Human nature begets anger, but materialism incites it, inflames desire for the unattainable. Men want the beauty queens for their public dining tables and private beds; women want the luxury and privilege their beauty attracts. The clerics want pious sheep gathered in flocks — the natural order.

Over one hundred dead. Who are the one hundred? How were they slain? On what basis were they chosen to be slain? Were they defending property? Did they refuse to bow before Allah's overbearing champions of dogma? Did they bear the identifying mark of an alien idea, either Christianity or some obvious aspect of popular culture aligned with non-Islamic values? How does a newspaper's Saturday commentary juxtaposing the Prophet Mohammed's imagined bride with a favorite damsel among the Miss World contestants lead to the death of one hundred residents and the destruction of homes, businesses, and temples of worship? Islam in this context ceases to be religion, becomes instead the rallying symbol of the dispossessed and the disenfranchised denizens of the urban African shanty, who are easily incited by the demogogues of the mosque.

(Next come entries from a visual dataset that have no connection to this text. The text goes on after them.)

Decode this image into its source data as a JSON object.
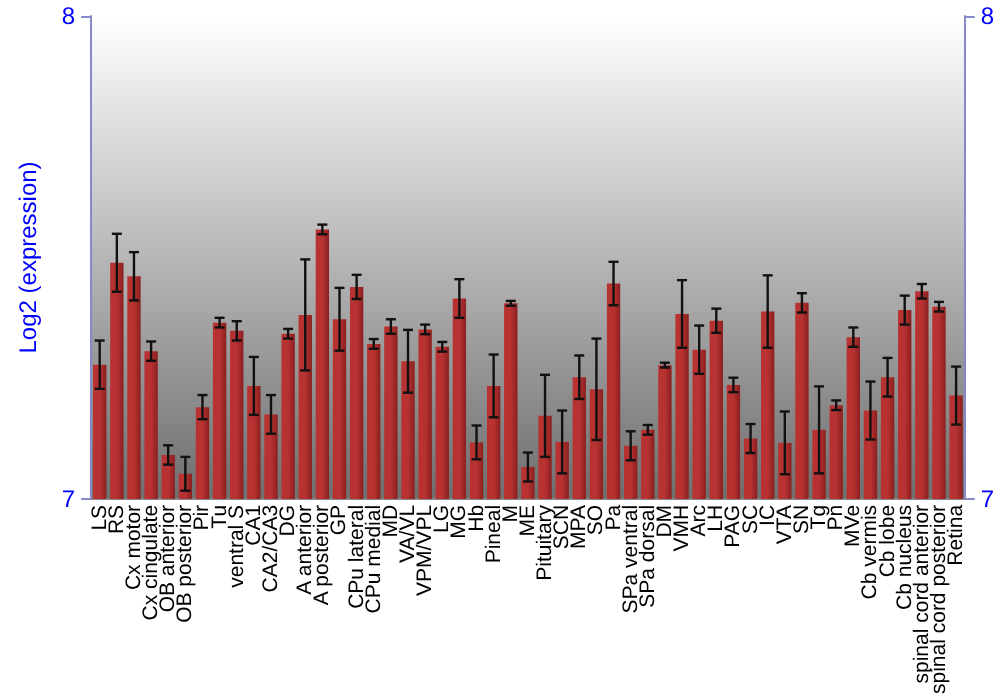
{
  "chart_data": {
    "type": "bar",
    "ylabel": "Log2 (expression)",
    "categories": [
      "LS",
      "RS",
      "Cx motor",
      "Cx cingulate",
      "OB anterior",
      "OB posterior",
      "Pir",
      "Tu",
      "ventral S",
      "CA1",
      "CA2/CA3",
      "DG",
      "A anterior",
      "A posterior",
      "GP",
      "CPu lateral",
      "CPu medial",
      "MD",
      "VA/VL",
      "VPM/VPL",
      "LG",
      "MG",
      "Hb",
      "Pineal",
      "M",
      "ME",
      "Pituitary",
      "SCN",
      "MPA",
      "SO",
      "Pa",
      "SPa ventral",
      "SPa dorsal",
      "DM",
      "VMH",
      "Arc",
      "LH",
      "PAG",
      "SC",
      "IC",
      "VTA",
      "SN",
      "Tg",
      "Pn",
      "MVe",
      "Cb vermis",
      "Cb lobe",
      "Cb nucleus",
      "spinal cord anterior",
      "spinal cord posterior",
      "Retina"
    ],
    "values": [
      7.278,
      7.489,
      7.461,
      7.306,
      7.091,
      7.052,
      7.19,
      7.365,
      7.348,
      7.234,
      7.175,
      7.342,
      7.381,
      7.558,
      7.372,
      7.439,
      7.321,
      7.357,
      7.285,
      7.351,
      7.315,
      7.415,
      7.117,
      7.234,
      7.405,
      7.066,
      7.172,
      7.118,
      7.252,
      7.227,
      7.446,
      7.11,
      7.143,
      7.277,
      7.383,
      7.309,
      7.369,
      7.236,
      7.125,
      7.388,
      7.116,
      7.406,
      7.143,
      7.194,
      7.335,
      7.183,
      7.252,
      7.391,
      7.43,
      7.398,
      7.214
    ],
    "errors": [
      0.05,
      0.06,
      0.05,
      0.02,
      0.02,
      0.035,
      0.025,
      0.01,
      0.02,
      0.06,
      0.04,
      0.01,
      0.115,
      0.01,
      0.065,
      0.025,
      0.01,
      0.015,
      0.065,
      0.01,
      0.01,
      0.04,
      0.035,
      0.065,
      0.005,
      0.03,
      0.085,
      0.065,
      0.045,
      0.105,
      0.045,
      0.03,
      0.01,
      0.005,
      0.07,
      0.05,
      0.025,
      0.015,
      0.03,
      0.075,
      0.065,
      0.02,
      0.09,
      0.01,
      0.02,
      0.06,
      0.04,
      0.03,
      0.015,
      0.01,
      0.06
    ],
    "color": "#b83232",
    "ylim": [
      7,
      8
    ],
    "yticks": [
      7,
      8
    ],
    "y2lim": [
      7,
      8
    ],
    "y2ticks": [
      7,
      8
    ],
    "grid": false
  }
}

Observe the preview of life in USA when the Dissolution matures. Which may be a long away, or the season next. Event conspires with man to cast the dice.

Friday, November 22

Besotted by end-of-week weariness, we made note of the continuation of the Miss World mayhem. News services were fully engaged with the Nigerian violence; the slash and dash prose of the correspondents and editors provided a rousing read. In Prague the demonstrators aligned against NATO were reported to be fewer in number than expected, not so rambunctious as predicted, and cowed by cold weather and a riot squad restless to the extreme. Editors at CornDancer approved our unexpected winding down, even as the launch of the Space Shuttle Endeavour from its pad in Florida was scratched because of poor weather conditions in far away Spain.

Saturday, November 23

Video imagery of President Bush speaking to Romanians in Bucharest — soft rain falling upon the urban scene, hundreds of thousands of liberated good comrades standing 'round the great man, the shield of bullet-proof glass in a rectangle encasing him, all in celebration of the long-suffering nation's proud new membership in NATO — reminded us beyond the sanctity of context of the fallen Nicolae Ceausescu and past revolutions gone bad. "God smiles on us," Mr. Bush at the end of his speech when a rainbow appeared in the sky.

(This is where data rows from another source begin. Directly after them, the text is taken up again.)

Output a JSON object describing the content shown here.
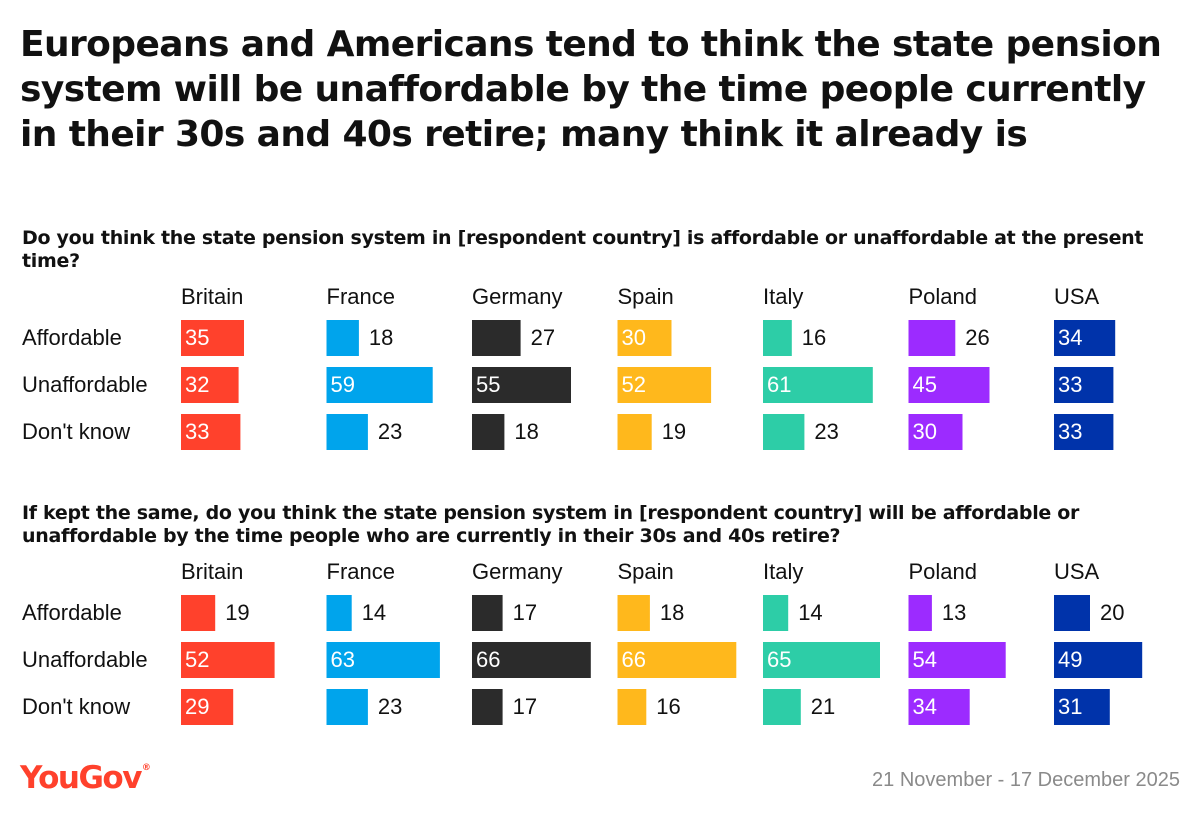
{
  "title": "Europeans and Americans tend to think the state pension system will be unaffordable by the time people currently in their 30s and 40s retire; many think it already is",
  "brand": {
    "logo_text": "YouGov",
    "trademark": "®"
  },
  "date_range": "21 November - 17 December 2025",
  "colors": {
    "Britain": "#ff412c",
    "France": "#00a4ec",
    "Germany": "#2b2b2b",
    "Spain": "#ffb81c",
    "Italy": "#2dcda7",
    "Poland": "#9c2bff",
    "USA": "#0033aa"
  },
  "chart_data": [
    {
      "type": "bar",
      "title": "Do you think the state pension system in [respondent country] is affordable or unaffordable at the present time?",
      "categories": [
        "Affordable",
        "Unaffordable",
        "Don't know"
      ],
      "series": [
        {
          "name": "Britain",
          "values": [
            35,
            32,
            33
          ]
        },
        {
          "name": "France",
          "values": [
            18,
            59,
            23
          ]
        },
        {
          "name": "Germany",
          "values": [
            27,
            55,
            18
          ]
        },
        {
          "name": "Spain",
          "values": [
            30,
            52,
            19
          ]
        },
        {
          "name": "Italy",
          "values": [
            16,
            61,
            23
          ]
        },
        {
          "name": "Poland",
          "values": [
            26,
            45,
            30
          ]
        },
        {
          "name": "USA",
          "values": [
            34,
            33,
            33
          ]
        }
      ]
    },
    {
      "type": "bar",
      "title": "If kept the same, do you think the state pension system in [respondent country] will be affordable or unaffordable by the time people who are currently in their 30s and 40s retire?",
      "categories": [
        "Affordable",
        "Unaffordable",
        "Don't know"
      ],
      "series": [
        {
          "name": "Britain",
          "values": [
            19,
            52,
            29
          ]
        },
        {
          "name": "France",
          "values": [
            14,
            63,
            23
          ]
        },
        {
          "name": "Germany",
          "values": [
            17,
            66,
            17
          ]
        },
        {
          "name": "Spain",
          "values": [
            18,
            66,
            16
          ]
        },
        {
          "name": "Italy",
          "values": [
            14,
            65,
            21
          ]
        },
        {
          "name": "Poland",
          "values": [
            13,
            54,
            34
          ]
        },
        {
          "name": "USA",
          "values": [
            20,
            49,
            31
          ]
        }
      ]
    }
  ]
}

In Nigeria, the leaders of Miss World yielded to Islam and moved the pageant and its beautiful contestants to London. Christians roused to opposition were burning mosques in the sunlight of Ramadan.

Above Florida the mighty rockets of Endeavour lifted the spaceship into orbit above the planet. The number thirteen had played a prominent role in pre-launch speculation by prophets of doom, who noted a concordance of numerological omens that presaged another Apollo 13, perhaps even the arrival of the dark double of Challenger. Not so! The astronauts and cosmonauts of the shuttle would some days hence be joining the three weary inhabitants of the International Space Station for Thanksgiving dinner in lofty orbit.

Sunday, November 24

We went out and searched for news. It was everywhere, nowhere all at once. The Christians were worn out and resting in preparation for the next round of production, the Muslims hungry and waiting for sunfall to break the fast and make merry, the Pagans marking time 'till the solstice, the abject heathens watching ballgames and raking autumn's leaves. We decided to call it a week, slip 'neath the sheets, and ponder continuing issues of homeland security, space exploration, the war against terrorism, and the psychic peace of the planet.